The age of eDiscovery

Longform
(Image: Stockfresh)

13 February 2015

Harbison continues: “IT forensics, on the other hand, is far more exotic and involves powerful tools to explore the deepest recesses of data. Who used that USB stick at that point in time? – the one we don’t actually have. That is now in fact possible, very recently. The point is that you don’t normally use advanced IT forensics in eDiscovery. You don’t need to. What are used, and very effectively, are smart search tools,” Harbison explained. He cited Symantec’s Clearwell, Relativity by kCura and Nuix as three of the most commonly used and powerful software products in eDiscovery.”

In all forms of eDiscovery, as in electronic search generally, a number of factors and parameters are used to narrow down the field. ‘When’ is a basic criterion, which unfortunately is seldom as easy as days or weeks. ‘Who’ is clearly another basic, where known, which could also be extended to a specific role or responsibility or even to some class of people within an organisation.

Colm Murphy, Espion_web

“In litigation, it is a legal requirement for all parties to exchange all relevant documents in the case. For most organisations caught up in those circumstances, eDiscovery is likely to be arduous, difficult and expensive,” Colm Murphy, Espion

Other criteria relate to the extent of an organisation’s eDiscovery responsibilities, sometimes shorthanded to ‘power, possession or procurement’. Relatively self-explanatory to the layman not concerned with the legal niceties, our Supreme Court said that there is an obligation on a party to any action to set out in affidavit what documents that party has, or had, in its power, possession or procurement, relevant to the issues in the action. The procurement bit can be contentious, since it usually involves third parties from which documents could be requested. The extent of their obligations is thoroughly ambiguous, but where appropriate (e.g. criminal case) a court may make a Third Party Order.

Internal matter
But for the generality of business directors, eDiscovery is about the organisation’s own data. The nightmare begins when it is discovered that an apparently tidy and logically organised set of files, databases and archives for ordinary business purposes is simply is not for eDiscovery. All of our experts pointed to data being held long after it is needed for any reason. “If you have old backup tapes, for example, they may well come within the scope of eDiscovery,” Harbison said. “Many organisations simply hand on to data where there is no compliance obligation, for instance deleting personal data after a certain period.”

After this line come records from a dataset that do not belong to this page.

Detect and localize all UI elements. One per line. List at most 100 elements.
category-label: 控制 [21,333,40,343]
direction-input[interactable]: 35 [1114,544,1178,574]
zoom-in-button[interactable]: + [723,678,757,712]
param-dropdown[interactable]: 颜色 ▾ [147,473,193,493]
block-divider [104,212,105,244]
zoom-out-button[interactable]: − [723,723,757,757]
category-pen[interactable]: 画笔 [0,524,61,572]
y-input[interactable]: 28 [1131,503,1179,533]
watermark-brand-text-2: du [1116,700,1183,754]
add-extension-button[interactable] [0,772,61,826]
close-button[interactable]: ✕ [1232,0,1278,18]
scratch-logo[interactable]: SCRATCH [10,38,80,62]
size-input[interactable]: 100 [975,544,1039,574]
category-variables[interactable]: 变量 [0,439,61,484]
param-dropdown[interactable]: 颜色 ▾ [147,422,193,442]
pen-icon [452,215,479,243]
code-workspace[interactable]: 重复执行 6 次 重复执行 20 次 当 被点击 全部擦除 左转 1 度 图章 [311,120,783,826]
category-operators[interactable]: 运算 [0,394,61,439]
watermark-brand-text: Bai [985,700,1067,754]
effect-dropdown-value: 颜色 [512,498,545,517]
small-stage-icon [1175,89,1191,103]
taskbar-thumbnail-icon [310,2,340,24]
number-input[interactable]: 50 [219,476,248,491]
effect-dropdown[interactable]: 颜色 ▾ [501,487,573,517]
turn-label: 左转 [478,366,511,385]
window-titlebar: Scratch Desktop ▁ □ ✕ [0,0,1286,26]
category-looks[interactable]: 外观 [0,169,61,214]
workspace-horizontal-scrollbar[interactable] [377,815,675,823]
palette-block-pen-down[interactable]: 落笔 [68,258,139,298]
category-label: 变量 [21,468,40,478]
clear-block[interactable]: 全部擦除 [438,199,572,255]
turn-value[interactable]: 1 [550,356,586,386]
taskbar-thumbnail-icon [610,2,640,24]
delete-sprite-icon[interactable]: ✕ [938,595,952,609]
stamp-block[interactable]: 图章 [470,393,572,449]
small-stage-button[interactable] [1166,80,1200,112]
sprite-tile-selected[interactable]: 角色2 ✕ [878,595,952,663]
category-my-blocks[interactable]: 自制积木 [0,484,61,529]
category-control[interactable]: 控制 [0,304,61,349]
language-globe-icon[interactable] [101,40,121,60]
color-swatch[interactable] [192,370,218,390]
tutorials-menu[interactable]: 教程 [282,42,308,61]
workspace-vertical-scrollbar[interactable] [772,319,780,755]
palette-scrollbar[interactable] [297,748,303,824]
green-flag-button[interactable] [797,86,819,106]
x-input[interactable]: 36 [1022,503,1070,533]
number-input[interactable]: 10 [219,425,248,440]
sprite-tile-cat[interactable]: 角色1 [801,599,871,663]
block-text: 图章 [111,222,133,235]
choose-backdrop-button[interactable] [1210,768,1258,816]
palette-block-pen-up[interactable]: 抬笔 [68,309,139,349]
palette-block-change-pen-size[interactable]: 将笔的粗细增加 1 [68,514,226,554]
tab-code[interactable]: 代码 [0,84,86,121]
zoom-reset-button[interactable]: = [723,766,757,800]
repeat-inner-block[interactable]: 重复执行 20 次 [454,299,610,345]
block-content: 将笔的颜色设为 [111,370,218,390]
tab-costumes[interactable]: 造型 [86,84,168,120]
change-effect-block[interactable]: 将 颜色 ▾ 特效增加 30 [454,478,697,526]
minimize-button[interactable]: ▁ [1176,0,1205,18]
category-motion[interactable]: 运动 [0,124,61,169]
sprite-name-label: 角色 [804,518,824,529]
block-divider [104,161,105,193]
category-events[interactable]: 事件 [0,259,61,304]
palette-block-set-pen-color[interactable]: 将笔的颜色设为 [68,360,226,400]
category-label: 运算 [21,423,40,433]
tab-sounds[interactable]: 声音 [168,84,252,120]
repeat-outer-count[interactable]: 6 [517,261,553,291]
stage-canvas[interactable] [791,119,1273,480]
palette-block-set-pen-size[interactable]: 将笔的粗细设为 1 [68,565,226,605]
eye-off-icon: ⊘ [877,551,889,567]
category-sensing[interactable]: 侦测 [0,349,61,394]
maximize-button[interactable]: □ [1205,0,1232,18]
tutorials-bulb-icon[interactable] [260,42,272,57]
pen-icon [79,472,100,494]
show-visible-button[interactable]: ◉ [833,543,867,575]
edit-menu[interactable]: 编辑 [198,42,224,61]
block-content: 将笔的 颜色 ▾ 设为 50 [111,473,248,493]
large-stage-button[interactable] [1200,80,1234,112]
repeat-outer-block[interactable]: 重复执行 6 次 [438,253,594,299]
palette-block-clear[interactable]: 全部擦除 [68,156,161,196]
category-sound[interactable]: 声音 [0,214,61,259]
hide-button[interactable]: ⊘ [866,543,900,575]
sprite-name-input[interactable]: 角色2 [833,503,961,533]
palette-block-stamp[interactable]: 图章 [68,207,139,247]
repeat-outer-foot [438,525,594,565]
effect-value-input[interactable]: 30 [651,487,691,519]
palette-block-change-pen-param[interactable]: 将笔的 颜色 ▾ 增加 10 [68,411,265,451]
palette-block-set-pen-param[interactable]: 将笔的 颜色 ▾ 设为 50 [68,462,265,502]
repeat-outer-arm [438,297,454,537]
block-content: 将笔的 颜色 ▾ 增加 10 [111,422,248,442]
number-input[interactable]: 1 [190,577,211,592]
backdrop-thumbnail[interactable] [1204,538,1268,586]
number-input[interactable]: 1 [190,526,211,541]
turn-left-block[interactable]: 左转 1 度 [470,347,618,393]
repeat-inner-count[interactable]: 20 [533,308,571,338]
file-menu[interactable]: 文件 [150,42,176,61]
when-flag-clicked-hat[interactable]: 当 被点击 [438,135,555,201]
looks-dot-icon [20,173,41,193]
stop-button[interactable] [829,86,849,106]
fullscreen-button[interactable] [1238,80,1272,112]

Jacky Fox, who leads the Deloitte cyber and IT forensics team, pointed to corporate data retention policies as the first area to look at for any organisation becoming aware of the risk of an eDiscovery order or necessity. “We have worked extensively in eDiscovery both with clients and as an agreed independent third party in civil litigation. From that experience, there are several areas I would advise any organisation to put some thought into in this regard, starting with its data retention policies. Are you just letting your data grow? There are some corporate data retention policies that are mandated by Data Protection regulations but in general without specific policies your organisation might find itself challenged to search and produce material from data that is 10, 15 years old or even more. It is almost certainly irrelevant, but it still has to be searched and documents that fulfil some of the search criteria, like key words, have to be reviewed by legal teams. That can have a huge effect on the disruption and costs in complying with an eDiscovery order. We have certainly seen organisations take a very hard look at data retention after costly experience with eDiscovery.”